Alliant now can produce larger audiences by including every qualified name from each algorithm – or higher-quality audiences by including only the prospects that all five algorithms qualified as top performers. The company also can apply algorithms specifically targeted to meet clients KPIs, whether that’s response rate or customer lifetime value.
“SAS helps Alliant deliver models in a quarter of the time of traditional workflows and shorten processing times by 85%.” Malcolm Houtz Vice President of Data Science Alliant
A better customer experience
Alliant accesses a growing library of more than 1,200 models to provide audiences for marketers every day – in any channel – from direct mail and email to programmatic and addressable TV. These models are on demand or custom built for clients across industries to help optimize campaigns, provide real-time scoring of data sets, or drive brand awareness.

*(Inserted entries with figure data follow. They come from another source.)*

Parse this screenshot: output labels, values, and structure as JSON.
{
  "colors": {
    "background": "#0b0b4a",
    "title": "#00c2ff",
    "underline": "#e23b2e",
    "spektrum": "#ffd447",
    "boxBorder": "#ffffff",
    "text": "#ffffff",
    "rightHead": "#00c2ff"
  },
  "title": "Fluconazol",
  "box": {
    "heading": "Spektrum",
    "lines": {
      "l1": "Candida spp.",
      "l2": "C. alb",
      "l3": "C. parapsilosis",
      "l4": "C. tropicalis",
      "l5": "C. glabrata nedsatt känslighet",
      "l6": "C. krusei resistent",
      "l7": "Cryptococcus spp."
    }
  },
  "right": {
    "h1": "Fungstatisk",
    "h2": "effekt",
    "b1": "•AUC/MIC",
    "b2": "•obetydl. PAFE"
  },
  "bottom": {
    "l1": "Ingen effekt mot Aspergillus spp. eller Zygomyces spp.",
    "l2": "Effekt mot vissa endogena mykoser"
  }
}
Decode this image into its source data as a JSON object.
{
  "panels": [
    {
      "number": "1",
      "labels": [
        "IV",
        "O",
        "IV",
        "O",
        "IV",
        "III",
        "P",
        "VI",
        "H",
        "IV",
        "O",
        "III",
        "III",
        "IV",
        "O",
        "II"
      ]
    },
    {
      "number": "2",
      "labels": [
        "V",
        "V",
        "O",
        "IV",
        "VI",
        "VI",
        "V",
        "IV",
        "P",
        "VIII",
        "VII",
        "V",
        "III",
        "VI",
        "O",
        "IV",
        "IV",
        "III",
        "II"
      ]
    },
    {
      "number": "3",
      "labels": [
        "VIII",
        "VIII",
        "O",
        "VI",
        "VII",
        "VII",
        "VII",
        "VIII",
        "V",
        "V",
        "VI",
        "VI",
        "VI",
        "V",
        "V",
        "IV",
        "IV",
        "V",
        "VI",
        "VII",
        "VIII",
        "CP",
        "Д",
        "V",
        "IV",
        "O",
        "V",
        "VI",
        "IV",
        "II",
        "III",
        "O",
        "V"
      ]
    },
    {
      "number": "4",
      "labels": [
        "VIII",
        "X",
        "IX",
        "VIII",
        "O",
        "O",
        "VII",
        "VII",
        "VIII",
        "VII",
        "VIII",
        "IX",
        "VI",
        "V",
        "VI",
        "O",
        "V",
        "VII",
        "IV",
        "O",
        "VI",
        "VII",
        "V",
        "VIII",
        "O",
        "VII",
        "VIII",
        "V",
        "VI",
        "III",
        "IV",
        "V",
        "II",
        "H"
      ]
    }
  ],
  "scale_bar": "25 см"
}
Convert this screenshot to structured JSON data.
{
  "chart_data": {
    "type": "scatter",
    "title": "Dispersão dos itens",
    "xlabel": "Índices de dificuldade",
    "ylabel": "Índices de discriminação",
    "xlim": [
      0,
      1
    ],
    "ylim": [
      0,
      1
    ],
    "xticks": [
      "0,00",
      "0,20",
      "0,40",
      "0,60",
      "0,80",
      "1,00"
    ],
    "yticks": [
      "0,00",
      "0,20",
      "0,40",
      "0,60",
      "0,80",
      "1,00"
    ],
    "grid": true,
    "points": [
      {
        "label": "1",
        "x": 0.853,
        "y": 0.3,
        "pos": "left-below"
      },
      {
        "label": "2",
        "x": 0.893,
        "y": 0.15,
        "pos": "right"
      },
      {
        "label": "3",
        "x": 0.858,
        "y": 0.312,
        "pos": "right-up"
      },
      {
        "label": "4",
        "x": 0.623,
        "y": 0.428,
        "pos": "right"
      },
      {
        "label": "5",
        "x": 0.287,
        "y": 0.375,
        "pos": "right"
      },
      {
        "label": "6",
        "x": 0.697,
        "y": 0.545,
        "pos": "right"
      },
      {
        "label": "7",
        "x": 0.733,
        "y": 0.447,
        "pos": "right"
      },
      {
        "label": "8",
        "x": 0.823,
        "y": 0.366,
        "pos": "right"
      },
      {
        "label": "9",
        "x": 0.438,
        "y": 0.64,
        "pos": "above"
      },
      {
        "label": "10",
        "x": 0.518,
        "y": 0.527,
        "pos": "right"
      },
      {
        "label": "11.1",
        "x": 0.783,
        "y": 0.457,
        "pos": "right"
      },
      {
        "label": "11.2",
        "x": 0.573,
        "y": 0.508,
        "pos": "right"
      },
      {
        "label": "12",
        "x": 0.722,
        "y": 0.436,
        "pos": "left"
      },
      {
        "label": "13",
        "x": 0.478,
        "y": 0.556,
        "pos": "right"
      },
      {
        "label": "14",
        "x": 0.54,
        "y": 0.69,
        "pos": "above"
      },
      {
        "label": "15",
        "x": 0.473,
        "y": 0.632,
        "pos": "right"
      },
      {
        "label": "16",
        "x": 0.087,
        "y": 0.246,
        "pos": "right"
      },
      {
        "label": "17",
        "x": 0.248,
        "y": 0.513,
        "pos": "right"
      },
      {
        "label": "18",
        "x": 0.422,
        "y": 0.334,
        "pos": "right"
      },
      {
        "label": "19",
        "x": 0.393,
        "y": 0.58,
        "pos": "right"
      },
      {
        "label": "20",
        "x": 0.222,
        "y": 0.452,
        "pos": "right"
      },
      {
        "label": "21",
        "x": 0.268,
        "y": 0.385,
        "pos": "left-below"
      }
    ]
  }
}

“The speed is incredible for this volume of data,” Houtz notes. “SAS helps Alliant deliver models in a quarter of the time of traditional workflows and shorten processing times by 85%. This boosts productivity, increases client engagement and generates more income.”
Houtz shares one example where a large client needed a fast turnaround-time on scoring 200 million prospects. “We couldn’t have done it previously,” Houtz says. “But with SAS Viya and our machine learning algorithms enabled with Viya, we were able to turn that project around in one day. The client was delighted, and that’s very good for our business.”
Keeping a competitive edge
“The data and marketing technology industry has evolved at a rapid pace,” Houtz says. “So we have to deliver stronger and stronger models, and SAS helps us do that.”
The implementation of SAS Viya and products has helped Alliant stay on the forefront of industry change, developing faster processing and scalable architecture, enabling Alliant to keep a competitive edge. And, perhaps most importantly, these updates also have provided the structure to prepare and manage data assets to meet and exceed new data compliance requirements, such as the California Consumer Privacy Act.
The results illustrated in this article are specific to the particular situations, business models, data input, and computing environments described herein. Each SAS customer’s experience is unique based on business and technical variables and all statements must be considered non-typical. Actual savings, results, and performance characteristics will vary depending on individual customer configurations and conditions. SAS does not guarantee or represent that every customer will achieve similar results. The only warranties for SAS products and services are those that are set forth in the express warranty statements in the written agreement for such products and services. Nothing herein should be construed as constituting an additional warranty. Customers have shared their successes with SAS as part of an agreed-upon contractual exchange or project success summarization following a successful implementation of SAS software. Brand and product names are trademarks of their respective companies.